I currently have a work-in-progress wip/tidy branch. This will probably eventually become my first pull request for this module. That branch is not considered safe yet. I am currently force pushing to it as I edit history and try to get things just right. I'm pushing mostly as a backup mechanism. In order to publish something that the module maintainer can review without worrying about the branch getting destroyed out from under him I have published a static snapshot to preview/tidy/1 and submitted an issue to document it. The idea is that until the wip/tidy branch is read to be merged I will continue to rebase it and publish snapshots to incrementing integer revisions as in preview/tidy/2, preview/tidy/3, ... preview/tidy/n. When it's finally done I'll probably delete wip/tidy and publish a tidy branch instead for the pull request. I have lots of experience with Git, but I have no real experience with pull requests. I mostly use Git by myself so I haven't had a need for pull requests and generally don't have to worry about people tripping over history edits either. One of the things I can hope to learn from this experience is how to do nice pull requests and also how to manage history in the public eye without sacrificing history cleanliness nor causing undue pain for others.

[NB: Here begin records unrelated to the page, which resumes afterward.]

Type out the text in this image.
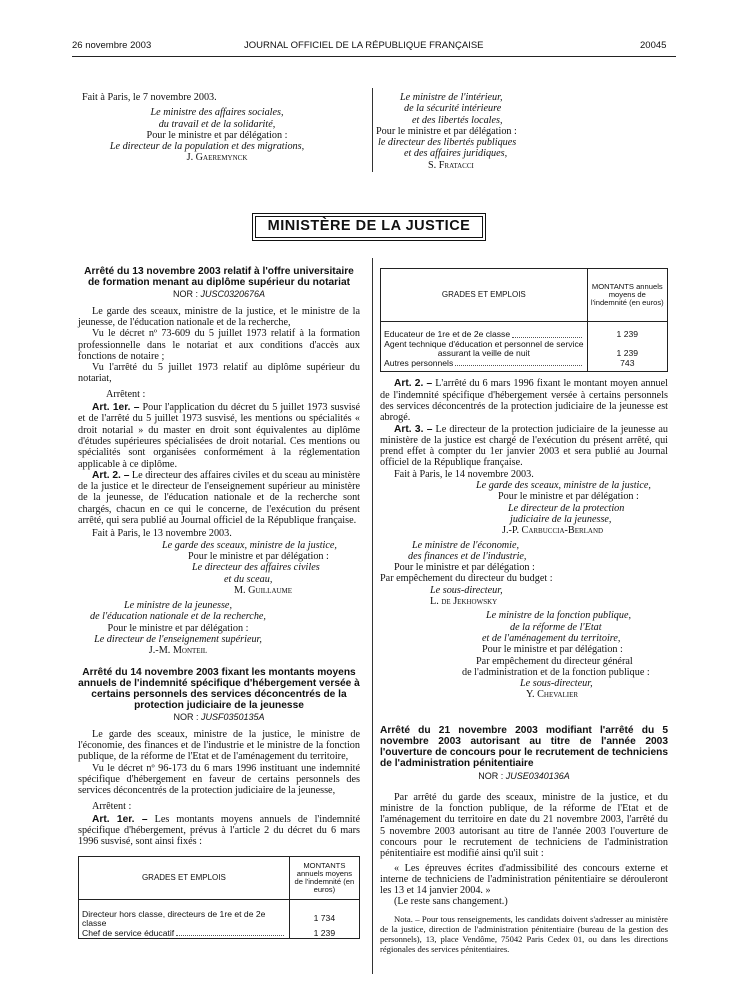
26 novembre 2003	JOURNAL OFFICIEL DE LA RÉPUBLIQUE FRANÇAISE	20045

Fait à Paris, le 7 novembre 2003.

Le ministre des affaires sociales,

du travail et de la solidarité,

Pour le ministre et par délégation :

Le directeur de la population et des migrations,

J. Gaeremynck

Le ministre de l'intérieur,

de la sécurité intérieure

et des libertés locales,

Pour le ministre et par délégation :

le directeur des libertés publiques

et des affaires juridiques,

S. Fratacci

MINISTÈRE DE LA JUSTICE

Arrêté du 13 novembre 2003 relatif à l'offre universitaire de formation menant au diplôme supérieur du notariat

NOR : JUSC0320676A

Le garde des sceaux, ministre de la justice, et le ministre de la jeunesse, de l'éducation nationale et de la recherche,

Vu le décret nº 73-609 du 5 juillet 1973 relatif à la formation professionnelle dans le notariat et aux conditions d'accès aux fonctions de notaire ;

Vu l'arrêté du 5 juillet 1973 relatif au diplôme supérieur du notariat,

Arrêtent :

Art. 1er. – Pour l'application du décret du 5 juillet 1973 susvisé et de l'arrêté du 5 juillet 1973 susvisé, les mentions ou spécialités « droit notarial » du master en droit sont équivalentes au diplôme d'études supérieures spécialisées de droit notarial. Ces mentions ou spécialités sont organisées conformément à la réglementation applicable à ce diplôme.

Art. 2. – Le directeur des affaires civiles et du sceau au ministère de la justice et le directeur de l'enseignement supérieur au ministère de la jeunesse, de l'éducation nationale et de la recherche sont chargés, chacun en ce qui le concerne, de l'exécution du présent arrêté, qui sera publié au Journal officiel de la République française.

Fait à Paris, le 13 novembre 2003.

Le garde des sceaux, ministre de la justice,

Pour le ministre et par délégation :

Le directeur des affaires civiles

et du sceau,

M. Guillaume

Le ministre de la jeunesse,

de l'éducation nationale et de la recherche,

Pour le ministre et par délégation :

Le directeur de l'enseignement supérieur,

J.-M. Monteil

Arrêté du 14 novembre 2003 fixant les montants moyens annuels de l'indemnité spécifique d'hébergement versée à certains personnels des services déconcentrés de la protection judiciaire de la jeunesse

NOR : JUSF0350135A

Le garde des sceaux, ministre de la justice, le ministre de l'économie, des finances et de l'industrie et le ministre de la fonction publique, de la réforme de l'Etat et de l'aménagement du territoire,

Vu le décret nº 96-173 du 6 mars 1996 instituant une indemnité spécifique d'hébergement en faveur de certains personnels des services déconcentrés de la protection judiciaire de la jeunesse,

Arrêtent :

Art. 1er. – Les montants moyens annuels de l'indemnité spécifique d'hébergement, prévus à l'article 2 du décret du 6 mars 1996 susvisé, sont ainsi fixés :

GRADES ET EMPLOIS	MONTANTS annuels moyens de l'indemnité (en euros)

Directeur hors classe, directeurs de 1re et de 2e classe	1 734

Chef de service éducatif	1 239
GRADES ET EMPLOIS	MONTANTS annuels moyens de l'indemnité (en euros)

Educateur de 1re et de 2e classe	1 239
Agent technique d'éducation et personnel de service assurant la veille de nuit	1 239

Autres personnels	743

Art. 2. – L'arrêté du 6 mars 1996 fixant le montant moyen annuel de l'indemnité spécifique d'hébergement versée à certains personnels des services déconcentrés de la protection judiciaire de la jeunesse est abrogé.

Art. 3. – Le directeur de la protection judiciaire de la jeunesse au ministère de la justice est chargé de l'exécution du présent arrêté, qui prend effet à compter du 1er janvier 2003 et sera publié au Journal officiel de la République française.

Fait à Paris, le 14 novembre 2003.

Le garde des sceaux, ministre de la justice,

Pour le ministre et par délégation :

Le directeur de la protection

judiciaire de la jeunesse,

J.-P. Carbuccia-Berland

Le ministre de l'économie,

des finances et de l'industrie,

Pour le ministre et par délégation :

Par empêchement du directeur du budget :

Le sous-directeur,

L. de Jekhowsky

Le ministre de la fonction publique,

de la réforme de l'Etat

et de l'aménagement du territoire,

Pour le ministre et par délégation :

Par empêchement du directeur général

de l'administration et de la fonction publique :

Le sous-directeur,

Y. Chevalier

Arrêté du 21 novembre 2003 modifiant l'arrêté du 5 novembre 2003 autorisant au titre de l'année 2003 l'ouverture de concours pour le recrutement de techniciens de l'administration pénitentiaire

NOR : JUSE0340136A

Par arrêté du garde des sceaux, ministre de la justice, et du ministre de la fonction publique, de la réforme de l'Etat et de l'aménagement du territoire en date du 21 novembre 2003, l'arrêté du 5 novembre 2003 autorisant au titre de l'année 2003 l'ouverture de concours pour le recrutement de techniciens de l'administration pénitentiaire est modifié ainsi qu'il suit :

« Les épreuves écrites d'admissibilité des concours externe et interne de techniciens de l'administration pénitentiaire se dérouleront les 13 et 14 janvier 2004. »

(Le reste sans changement.)

Nota. – Pour tous renseignements, les candidats doivent s'adresser au ministère de la justice, direction de l'administration pénitentiaire (bureau de la gestion des personnels), 13, place Vendôme, 75042 Paris Cedex 01, ou dans les directions régionales des services pénitentiaires.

Hopefully I hear back from the maintainer soon so I have an idea which direction to go in. I quite enjoy writing (just look around you!) so I'd be happy to add rich documentation to this module too. I just don't know exactly how robust it is and don't want to go making documentation up for it. It would be nice to get feedback directly from the author or others who have used it so that I know better what the strengths and weaknesses are and could document them appropriately. I wouldn't want to lure people into wasting time with this module if it can't do what they need, and similarly I wouldn't want to chase them away if it will do exactly what they need. Perhaps I should work on setting up a basic Web site with it and seeing just how well it works. That is quite a lot of work though. There are advantages to it, but these days I am typically not a ball of energy at the end of a work day. We'll just have to see what I can accomplish in the coming weeks.